You can do a quick Google search to find out what postpartum doulas are available in your area. Check their websites to see if you might be able to establish a connection with them, and then consider asking these questions that are recommended by DONA:
-What training have you had? (If a doula is certified, you might consider checking with the organization.)
-Have you had a criminal background check, a recent TB test, current CPT certification?
-Tell me about your experience as a postpartum doula.
-What is your philosophy about parenting supporting women and their families during postpartum?
-May we meet to discuss our postpartum needs and the role you will play in supporting us in the postpartum period?
-What different types of services do you offer?

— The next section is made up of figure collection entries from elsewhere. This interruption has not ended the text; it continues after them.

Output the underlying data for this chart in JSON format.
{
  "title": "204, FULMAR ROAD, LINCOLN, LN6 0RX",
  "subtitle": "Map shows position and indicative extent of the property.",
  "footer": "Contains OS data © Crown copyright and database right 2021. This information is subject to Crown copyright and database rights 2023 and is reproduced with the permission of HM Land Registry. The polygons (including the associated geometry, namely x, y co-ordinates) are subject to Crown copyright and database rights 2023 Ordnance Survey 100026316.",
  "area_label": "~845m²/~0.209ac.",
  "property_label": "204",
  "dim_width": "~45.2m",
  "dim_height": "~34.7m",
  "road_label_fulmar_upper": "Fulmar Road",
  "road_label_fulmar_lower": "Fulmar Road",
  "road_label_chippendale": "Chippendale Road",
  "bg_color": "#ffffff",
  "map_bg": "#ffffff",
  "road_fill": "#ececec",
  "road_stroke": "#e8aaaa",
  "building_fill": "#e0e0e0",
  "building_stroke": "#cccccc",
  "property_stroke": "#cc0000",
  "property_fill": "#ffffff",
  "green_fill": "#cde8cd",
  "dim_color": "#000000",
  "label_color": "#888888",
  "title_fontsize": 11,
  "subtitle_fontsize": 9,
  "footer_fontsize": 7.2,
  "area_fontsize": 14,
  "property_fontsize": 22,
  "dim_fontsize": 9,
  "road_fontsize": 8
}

-May we call you with postpartum questions or concerns before the birth?
-When do your services begin after birth?
-What is your experience in breastfeeding support?
-Do you work with one or more back up doulas for times when you are not available? May we meet them?
-What are your fee and refund policies?
These are all reasonable questions to ask your potential postpartum doula. You may also ask:
-How far are you willing to travel (if you live outside of their service area) and will there be a travel fee?
-What is your general availability?
-Do you offer a night service? What are the fees for that?
The postpartum period is a very intimate one and you will be at your most vulnerable. If you have an interview with a potential postpartum doula and decide that they’re not for you don’t feel bad about kindly declining their services and continuing on your search.
Hiring a postpartum doula is a very personal endeavor. It takes time and energy to find someone that you feel will fit in best with your family in this postpartum period. Often times, postpartum doulas will offer introductory meetings free of charge so make sure you take them up on that. While it’s possible to get a feel for someone via text it’s worthwhile to meet up and see if you jive together in person!
Do you have experience with a postpartum doula aiding you when you welcomed your baby? I’d love to hear about how your experience went.